By October 29, Warren began to expand in size in response to a monsoonal surge of moisture into the South China Sea. This also caused the storm to inherit cooler, drier air, which prompted weakening while also recurving towards the northeast. At 00:00 UTC on October 29, the JTWC downgraded Warren into a tropical storm, though the JMA would not follow suit until 36 hours later. On August 30, the storm exited PASAGA's warning zone. Thunderstorm activity continued to decrease, and by October 31, the low-level center had become displaced to the convection and the upper-level center. At 06:00 UTC that day, the JTWC issued the final warning on the cyclone while it was still producing winds of 35 mph. Despite this, the storm's center remained well-defined for an additional 24 hours. The remnants of the storm later crossed the coast of Vietnam, with winds of 35 to 40 mph. Late on November 1, the circulation had become less defined and increasingly difficult to locate, and the JTWC estimated that Warren dissipated the next day. During the afternoon of November 2, the JMA ceased tracking Warren.

== Impact ==
The precursor disturbance to Warren drenched the nations in heavy rains that led to the deaths of 17. As a result of Warren's turn to the west on October 28, the storm posed a serious threat to the Philippines. All U.S. Navy and Air Force bases in the region were placed in "Condition of Readiness I" early that day. Although no major damage ultimately occurred on the naval bases, winds of 27 mph and 8.74 in of rain were recorded at Clark Air Base. In the province of Bataan, 30 houses were destroyed, which led to 200 people without a home. A family of 13 died after their house was buried in a landslide in Aurora. Elsewhere, twelve other people died due landslides.

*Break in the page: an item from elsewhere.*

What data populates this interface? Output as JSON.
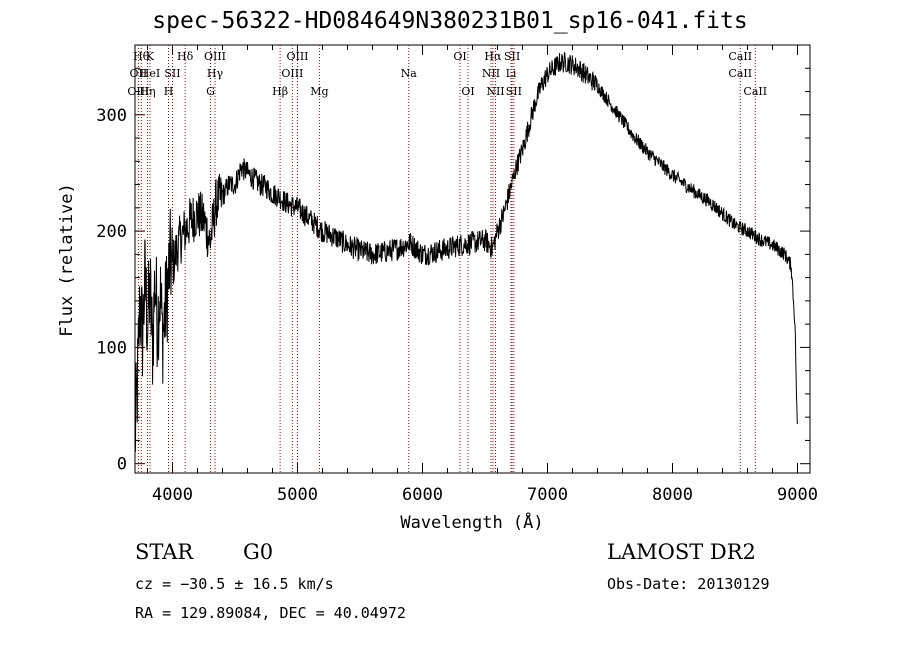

Offshore Marinduque Island, strong waves generated by the storm sunk a 745 t vessel, Venus, within three minutes. Officially, the ship consisted of 83 passengers and 42 crewmen when it left Laoang for Samar Island, even though the captain claimed that there were as many as 240 aboard. Later reports indicates that vessel had 200 passengers and 42 crewman on board. A total of 174 were rescued, including 96 people that were rescued via a fishing boat and many others that was rescued by fishermen. Twenty-nine people, including two children, drowned due to the incident. Nearby, a cargo container ship, the Lorcon 8, sank, but all 19 crewmen were rescued. Nationwide, 73 people perished, with 18 others hurt. A total of 10,815 people or 1,914 families were directly affected by the typhoon. Furthermore, 740 houses were destroyed, with an additional 891 damaged. Damage was estimated at $239,000, with $59,000 from crops and $180,000 from both public and private infrastructure.